Hal Browne

Personal information
- Full name: Harold Browne
- Born: Sydney, New South Wales, Australia

Playing information
- Position: Centre
Club
| Years | Team | Pld | T | G | FG | P |
| 1964–70 | Balmain | 73 | 25 | 3 | 0 | 81 |
- Source: As of 17 May 2019

= Hal Browne =

Australian rugby league footballer

Hal Browne is an Australian former rugby league footballer who played in the 1960s and 1970s. He played for Balmain in the New South Wales Rugby League (NSWRL) competition.

==Playing career==
Browne made his first grade debut for Balmain in 1964. Browne did not feature in any of Balmain's finals games that year and subsequent grand final appearance against St George.

In 1966, Balmain would again reach the grand final against the all conquering St George side. Browne was not selected to play in the decider as St George defeated Balmain claiming their 11th straight premiership.

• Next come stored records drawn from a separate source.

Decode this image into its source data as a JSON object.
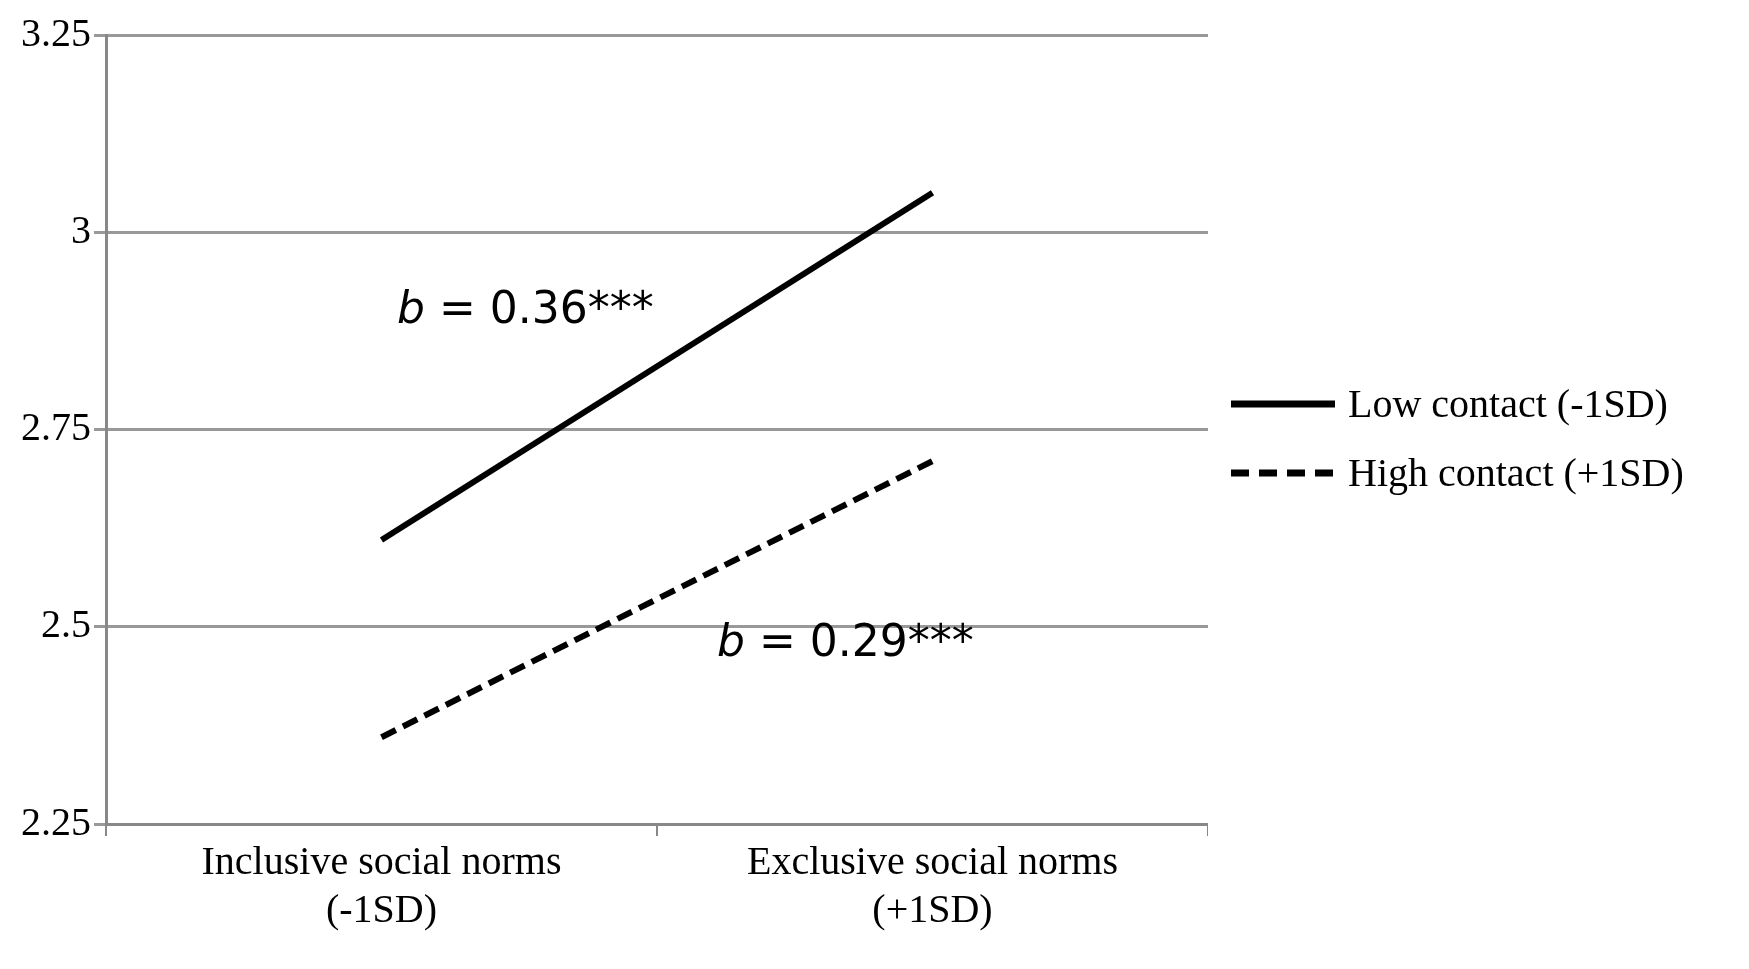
{
  "chart_data": {
    "type": "line",
    "categories": [
      "Inclusive social norms\n(-1SD)",
      "Exclusive social norms\n(+1SD)"
    ],
    "series": [
      {
        "name": "Low contact (-1SD)",
        "color": "#000000",
        "values": [
          2.61,
          3.05
        ],
        "line_style": "solid"
      },
      {
        "name": "High contact (+1SD)",
        "color": "#000000",
        "values": [
          2.36,
          2.71
        ],
        "line_style": "dashed"
      }
    ],
    "ylim": [
      2.25,
      3.25
    ],
    "yticks": [
      2.25,
      2.5,
      2.75,
      3,
      3.25
    ],
    "grid": "y",
    "legend": "right",
    "marker": "none",
    "annotations": [
      "b = 0.36***",
      "b = 0.29***"
    ]
  }
}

In 1969, Balmain finished second on the table and reached the grand final after defeating Manly-Warringah in the preliminary final. Balmain's opponents in the grand final were South Sydney who went into the game as favourites over Balmain.

Browne missed the game through injury as Balmain won their 11th and final premiership 11-2 in a shock win. The grand final is best remembered for Balmain's tactics as Souths had accused them of laying down and feigning injury. In 2017, Browne spoke about the final saying "At training on the Tuesday night, Nosa said, ‘This is what we’re going to do — every time they get a roll-on, one of you go down hurt. I don’t care who it is, just go down hurt on the ground. We’ve got to play them at our pace, not at their pace.’ So we did it and it worked".

The following season in 1970, Balmain were unable to defend their premiership and finished a disappointing 6th place on the table. Browne retired following the conclusion of the 1970 season.